My mind went back to the verse that I’ve taught my teen girls often in Psalms 62 that says, “Pour out your heart before him…” 
“Yes.”  I confirmed.  “But I still don’t want to get mad at God.”
“I know,” he answered wisely, “But just so you know… if you ever need to- it’s ok.  God can take it.  He
s big enough to handle your worst day.  He will still love you.” 

It wasn’t long after that, that I did indeed get very, very mad.  Anger rose up within me like I’d never felt before, and I ran off to the ocean near my house where the waves are wild no one would hear me.  Because I felt like my Preacher had given me permission, I began to let it all out.  I yelled into those waves.  I screamed, I cried, I used words that weren’t very “youth pastor’s wife-ish.”  I got mad at God.  I told Him all about it.  I asked why in the world God would take my Daniel, and demanded what we were doing that was SO WRONG that He had to take Him to heaven.  I finished my tantrum, and then I prayed as I always do at the end of my grief sessions, “But God, you know that I trust you.  And of course I still love you.”  And it was then, that it came to me.  “All of me… loves all of you.”  A silly song Dan and I heard on a commercial that we would frequently sing to each other.  But this time… I sang it to God. 

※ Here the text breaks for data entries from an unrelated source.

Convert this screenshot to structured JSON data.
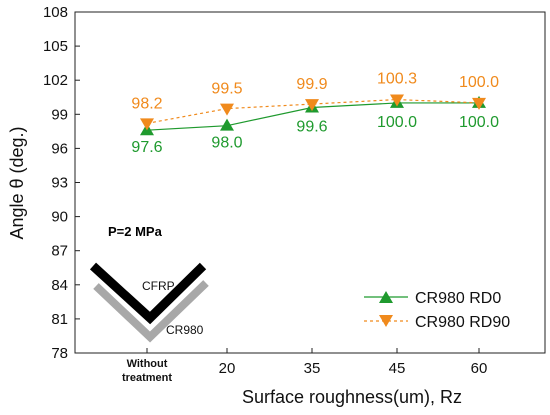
{
  "chart_data": {
    "type": "line",
    "title": "",
    "xlabel": "Surface roughness(um), Rz",
    "ylabel": "Angle θ (deg.)",
    "categories": [
      "Without treatment",
      "20",
      "35",
      "45",
      "60"
    ],
    "ylim": [
      78,
      108
    ],
    "yticks": [
      "78",
      "81",
      "84",
      "87",
      "90",
      "93",
      "96",
      "99",
      "102",
      "105",
      "108"
    ],
    "grid": false,
    "legend_position": "bottom-right",
    "series": [
      {
        "name": "CR980 RD0",
        "values": [
          97.6,
          98.0,
          99.6,
          100.0,
          100.0
        ],
        "labels": [
          "97.6",
          "98.0",
          "99.6",
          "100.0",
          "100.0"
        ],
        "color": "#1f9a2e",
        "marker": "triangle-up",
        "line_style": "solid"
      },
      {
        "name": "CR980 RD90",
        "values": [
          98.2,
          99.5,
          99.9,
          100.3,
          100.0
        ],
        "labels": [
          "98.2",
          "99.5",
          "99.9",
          "100.3",
          "100.0"
        ],
        "color": "#f08a1c",
        "marker": "triangle-down",
        "line_style": "dashed"
      }
    ],
    "annotations": {
      "pressure": "P=2 MPa",
      "upper_material": "CFRP",
      "lower_material": "CR980"
    }
  }
}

God’s plan, is for Daniel not to be here.  I don’t like his plan right now.  But I do love Him, and I do trust His heart.  I do believe He is good, and that He has a perfect plan for redemption in my life, even through the death of Daniel.  I’m sure God didn’t exactly like my screaming fit… and yet- He reminded me, that His love is unconditional, and that He truly does love all of me.  What wondrous love is this?  Oh my soul, oh my soul. 

On good days and bad days alike on my journey this has become my theme: 

All of me, God, you get all of me.  

When I feel like Im living in a nightmare and wonder what the sense in doing this thing of life really is without Dan, and why it even matters- I remind God that Im giving Him all of me.  And for one more day- and all my days thereafter, Ill love Him... with all of me.